Methods We present the case of a 79 years old female with a bulky 20 x 19 x 25 cm anterior solid mediastinal mass with left pleural effusion (figure 1). Diagnostic suspicion was hematologic malignancy versus thymoma but percutaneous CT-guided biopsy wasn’t conclusive. FDG PET-CT (figure 2) showed high glycolytic metabolism of the mass. Surgical biopsy was necessary to obtain adequate sample of the tumor.
Results The plan was to avoid general anesthesia because of the mass related risks. Intravenous Midazolam 2 mg and Fentanest 50 mcg were used for sedation in right lateral decubitus. Under ultrasound guidance with linear high-frequency probe left T4-T5 and T6-T7 paravertebral block (figure 3) was performed with ropivacaine 7,5% 150 mg, followed by left parasternal block with ropivacaine 0,5% 10 ml between 2nd and 4th intercostal spaces in supine position. Anterior left mediastinotomy in spontaneous ventilation was performed with excellent anesthetic coverage and subsequent analgesia.
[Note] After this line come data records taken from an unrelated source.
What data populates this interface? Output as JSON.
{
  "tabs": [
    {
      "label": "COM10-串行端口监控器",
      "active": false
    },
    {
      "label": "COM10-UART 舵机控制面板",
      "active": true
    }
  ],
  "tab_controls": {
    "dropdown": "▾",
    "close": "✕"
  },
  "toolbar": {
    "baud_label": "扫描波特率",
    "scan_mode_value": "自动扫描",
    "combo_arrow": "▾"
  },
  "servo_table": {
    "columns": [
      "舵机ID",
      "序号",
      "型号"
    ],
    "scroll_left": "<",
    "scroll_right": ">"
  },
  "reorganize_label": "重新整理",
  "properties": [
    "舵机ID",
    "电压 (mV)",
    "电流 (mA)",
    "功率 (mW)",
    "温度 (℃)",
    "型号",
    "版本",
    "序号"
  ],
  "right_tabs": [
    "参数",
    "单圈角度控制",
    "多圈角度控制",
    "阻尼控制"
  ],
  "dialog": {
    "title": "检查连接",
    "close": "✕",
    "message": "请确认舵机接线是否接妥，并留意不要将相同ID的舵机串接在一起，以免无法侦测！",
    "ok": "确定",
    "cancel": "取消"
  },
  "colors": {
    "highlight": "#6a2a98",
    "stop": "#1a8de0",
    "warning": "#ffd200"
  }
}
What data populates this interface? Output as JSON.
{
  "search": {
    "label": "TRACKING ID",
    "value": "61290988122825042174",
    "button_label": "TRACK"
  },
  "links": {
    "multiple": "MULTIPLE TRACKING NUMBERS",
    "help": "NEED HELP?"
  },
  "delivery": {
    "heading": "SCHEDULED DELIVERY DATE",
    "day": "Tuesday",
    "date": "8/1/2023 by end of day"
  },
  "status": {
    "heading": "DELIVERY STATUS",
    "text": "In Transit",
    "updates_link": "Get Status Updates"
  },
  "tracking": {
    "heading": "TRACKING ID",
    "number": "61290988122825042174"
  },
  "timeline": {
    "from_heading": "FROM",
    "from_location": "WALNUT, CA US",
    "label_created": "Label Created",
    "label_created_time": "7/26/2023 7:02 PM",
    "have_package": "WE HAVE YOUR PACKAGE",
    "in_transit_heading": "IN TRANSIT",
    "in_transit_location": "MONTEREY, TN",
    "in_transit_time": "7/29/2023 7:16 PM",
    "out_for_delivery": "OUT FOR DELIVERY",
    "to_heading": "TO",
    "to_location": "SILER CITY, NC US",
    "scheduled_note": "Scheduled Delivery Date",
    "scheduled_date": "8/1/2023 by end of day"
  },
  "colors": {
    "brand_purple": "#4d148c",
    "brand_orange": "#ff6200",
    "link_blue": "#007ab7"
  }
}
Histology showed combination of T-Lymphoblastic Leukemia and thymoma.
Conclusions Anesthesia for mediastinal masses must be carefully planned because of potential severe complications. The risks are high when in supine position, under general anesthesia and mass-related symptoms prior to the procedure. Paravertebral block (PVB) and parasternal block (PSI) can produce efficient anesthesia for open biopsies and adeguate analgesia. These blocks are safe and easy to reproduce, providing valid alternatives to general anesthesia.